The storage bins measure 4 feet by 3 feet by 2 feet. They have 3/8-inch-diameter holes drilled in the bottoms on 6-inch centers so any excessive moisture from the clippings, rainfall or irrigation will drain. The crew installed decorative fencing – 2-inch-by-10-inch boards mounted on 6-inch-by-6-inch posts stabilized in concrete – on three sides of the bins to conceal them.
The bins cost about $100 each, and the wooden fencing material costs about $125. About seven hours of labor is needed to drill the drain holes in the bottom of the bins and build the decorative fencing.
Ride along
At the Pacific Dunes Course at Bandon (Ore.) Dunes Golf Resort, the greenkeepers – under the direction of Ken Nice, director of agronomy, and Jeff Sutherland, golf course superintendent – walk the fairways with buckets and a bunker rake mounted on specialty pull carts. The Riksha Model R-1000 pull carts were free from the golf shop because they had broken frames and straps. The maintenance department repaired them, and they’ve been recycled for daily use.

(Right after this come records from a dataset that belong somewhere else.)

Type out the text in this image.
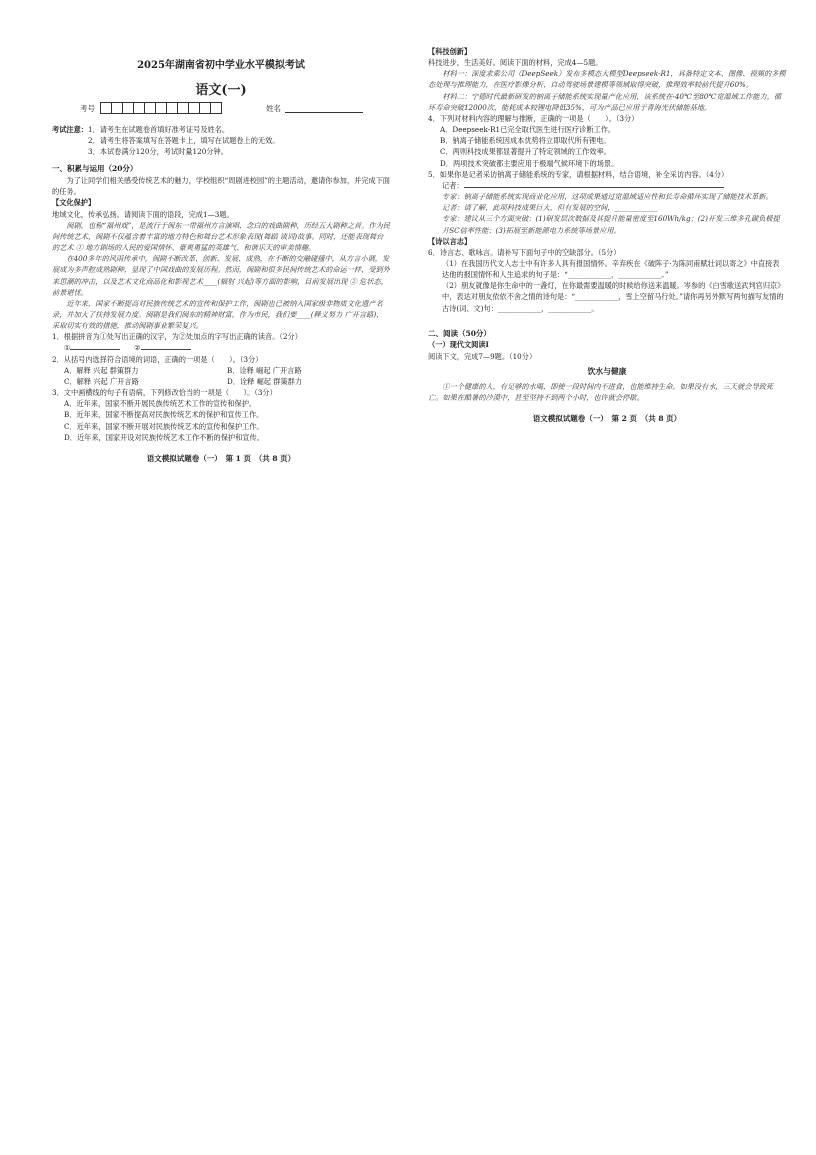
2025年湖南省初中学业水平模拟考试
语文(一)
考号	姓名
考试注意：1．请考生在试题卷首填好准考证号及姓名。
2．请考生将答案填写在答题卡上，填写在试题卷上的无效。
3．本试卷满分120分，考试时量120分钟。
一、积累与运用（20分）
为了让同学们相关感受传统艺术的魅力，学校组织“周剧进校园”的主题活动，邀请你参加，并完成下面的任务。
【文化保护】
地域文化，传承弘扬。请阅读下面的语段，完成1—3题。
闽剧，也称“福州戏”，是流行于闽东一带福州方言演唱、念白的戏曲剧种，历经五大剧种之首。作为民间传统艺术，闽剧不仅蕴含着丰富的地方特色和舞台艺术形象表现(舞蹈 谈词)故事。同时，还能表现舞台的艺术 ① 地方剧场的人民的爱国情怀、豪爽勇猛的英雄气、和谐乐天的审美情趣。
在400多年的风雨传承中，闽剧不断改革、创新、发展、成熟，在不断的交融碰撞中，从方言小调，发展成为多声腔成熟剧种，显现了中国戏曲的发展历程。然而，闽剧和很多民间传统艺术的命运一样，受到外来思潮的冲击，以及艺术文化商品化和影视艺术____(辐射 兴起)等方面的影响，目前发展出现 ② 危状态，前景堪忧。
近年来，国家不断提高对民族传统艺术的宣传和保护工作，闽剧也已被纳入国家级非物质文化遗产名录，并加大了扶持发展力度。闽剧是我们闽东的精神财富，作为市民，我们要____(释义努力 广开言路)，采取切实有效的措施，推动闽剧事业繁荣复兴。
1．根据拼音为①处写出正确的汉字，为②处加点的字写出正确的读音。（2分）
①	②
2．从括号内选择符合语境的词语，正确的一项是（　　）。（3分）
A．解释 兴起 群策群力	B．诠释 崛起 广开言路
C．解释 兴起 广开言路	D．诠释 崛起 群策群力
3．文中画横线的句子有语病，下列修改恰当的一项是（　　）。（3分）
A．近年来，国家不断开展民族传统艺术工作的宣传和保护。
B．近年来，国家不断提高对民族传统艺术的保护和宣传工作。
C．近年来，国家不断开展对民族传统艺术的宣传和保护工作。
D．近年来，国家开设对民族传统艺术工作不断的保护和宣传。
语文模拟试题卷（一）　第 1 页　（共 8 页）
【科技创新】
科技进步，生活美好。阅读下面的材料，完成4—5题。
材料一：深度求索公司（DeepSeek）发布多模态大模型Deepseek-R1，具备特定文本、图像、视频的多模态处理与推理能力，在医疗影像分析、自动驾驶场景建模等领域取得突破，推理效率较前代提升60%。
材料二：宁德时代最新研发的钠离子储能系统实现量产化应用，该系统在-40℃至80℃宽温域工作能力，循环寿命突破12000次，能耗成本较锂电降低35%，可为产品已应用于青海光伏储能基地。
4．下列对材料内容的理解与推断，正确的一项是（　　）。（3分）
A．Deepseek-R1已完全取代医生进行医疗诊断工作。
B．钠离子储能系统因成本优势将立即取代所有锂电。
C．两则科技成果都显著提升了特定领域的工作效率。
D．两项技术突破都主要应用于极端气候环境下的场景。
5．如果你是记者采访钠离子储能系统的专家，请根据材料，结合语境，补全采访内容。（4分）
记者：
专家：钠离子储能系统实现商业化应用，这项成果通过宽温域适应性和长寿命循环实现了储能技术革新。
记者：请了解，此项科技成果巨大，但有发展的空间，____________
专家：建议从三个方面突破：(1)研发层次数据及其提升能量密度至160Wh/kg；(2)开发三维多孔碳负极提升SC倍率性能；(3)拓展至新能源电力系统等场景应用。
【诗以言志】
6．诗言志、歌咏言。请补写下面句子中的空缺部分。（5分）
（1）在我国历代文人志士中有许多人具有报国情怀。辛弃疾在《破阵子·为陈同甫赋壮词以寄之》中直接表达他的报国情怀和人生追求的句子是：“____________，____________。”
（2）朋友就像是你生命中的一盏灯，在你最需要温暖的时候给你送来温暖。岑参的《白雪歌送武判官归京》中，表达对朋友依依不舍之情的诗句是：“____________，雪上空留马行处。”请你再另外默写两句描写友情的古诗(词、文)句：____________，____________。
二、阅读（50分）
（一）现代文阅读Ⅰ
阅读下文，完成7—9题。（10分）
饮水与健康
①一个健康的人，有足够的水喝，即使一段时间内不进食，也能维持生命。如果没有水，三天就会导致死亡。如果在酷暑的沙漠中，甚至坚持不到两个小时，也许就会停歇。
语文模拟试题卷（一）　第 2 页　（共 8 页）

Damon Lewis, a former staff member, came up with the idea of equipping each Riksha with two or three plastic buckets and a wooden bunker rake.
Divots are placed in one 5-gallon bucket, and a soil-and-fine-fescue-seed mixture is carried in another 5-gallon bucket. Crew members carry a smaller bucket for filling the divots with a soil/seed mixture and a larger one to collect the old divots.
The Riksha pull carts initially cost about $117. The plastic buckets were free – they’re recycled grass-seed buckets or from the clubhouse kitchen. It took one to two hours to repair each used cart and mount the buckets.